On April 25, 2010, Marcos Breton of the Sacramento Bee wrote a chilling article about the death of teenager Rebecca Layson at the hands of her boyfriend.  The article focused on the issue of domestic violence.  Rebecca was the third woman in her family, after her mother and grandmother, who was also murdered by her boyfriend, to be involved in an abusive relationship.

Three generations of abuse is too much.  In my job, I often see the disarray and pain that abusive relationships cause families.  Often going unreported, abusive relationships silently affect not only the person suffering the abuse, but the children who often witness the violence as well.  We as a community must do more to stop this cycle of violence and tragedies like Rebecca’s death.

As a board member, I would ask the Superintendent to implement a curriculum designed around recognizing, educating, and ending domestic violence.  A local higher education institution, such as Sacramento State University, in conjunction with the district, could design this curriculum if one has not been already finalized.  The design would not be cost prohibitive given the obvious need and benefits such a program would have for our children.  Also, this curriculum fits appropriately with the curriculum, programs, and policies already in place regarding the issue of bullying.

A few tenets should guide the curriculum.  First, students need the tools to recognize abuse.  Although sometimes self-evident, abusive relationships can take on a number of different qualities and contexts.  This type of conduct must be categorized separate and apart from other behaviors and school children taught to recognize it as such.  Second, students should be taught that abuse, in any form, is unacceptable behavior.  Third, strategies to proactively manage relationships, emotions and behaviors should be taught.  Ending the cycle of violence must be stressed.  These principals are not, of course, an exhaustive list and I would defer to the experts in crafting a more detailed, nuanced and engaging curriculum.  But my direct experience mentoring neglected and abused children in our community does shed some light on how the district should tackle this pernicious problem.
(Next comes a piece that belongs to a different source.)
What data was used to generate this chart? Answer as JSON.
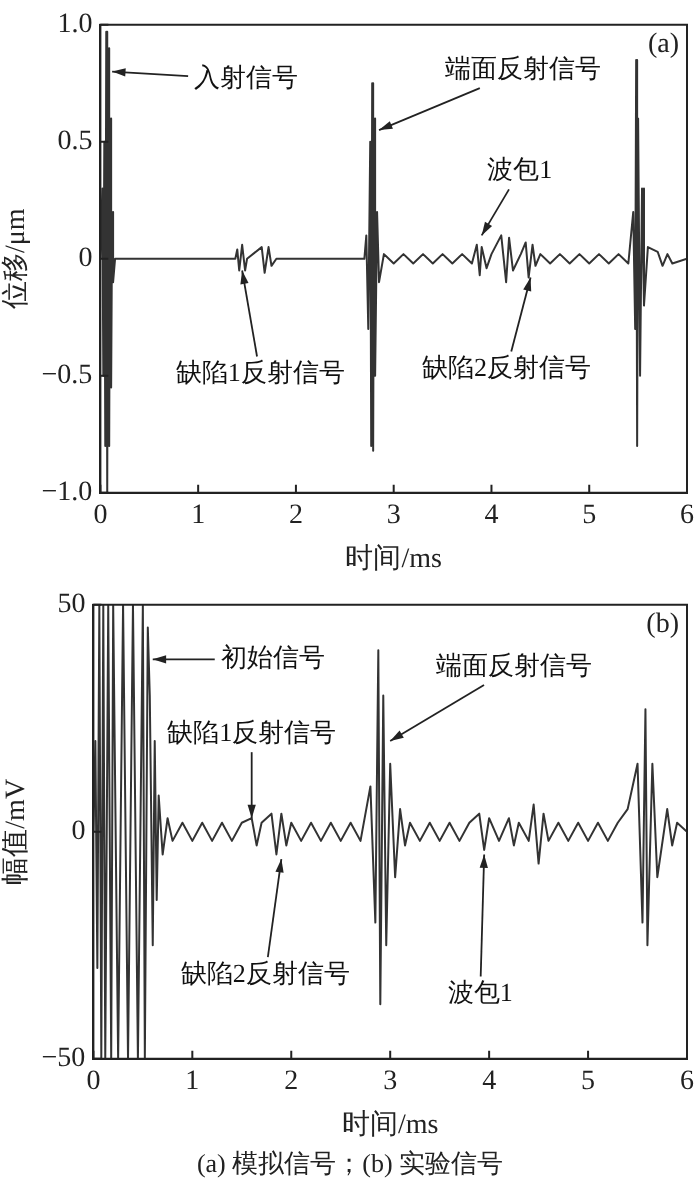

My point of emphasis is that our school district can become a leader in issues regarding community safety.  We can take substantive steps to end the cycle of violence that afflicts our communities.  The fiscal impact would be minimal.  And in comparison to the rewards for children and families in our district, it is well worth the investment.

We need to think anew how we can best help our children help our community.  The district must be at the forefront of ending domestic violence.  This small step I propose can have a lasting, deep impact on the lives of district children and the future of the city of Sacramento.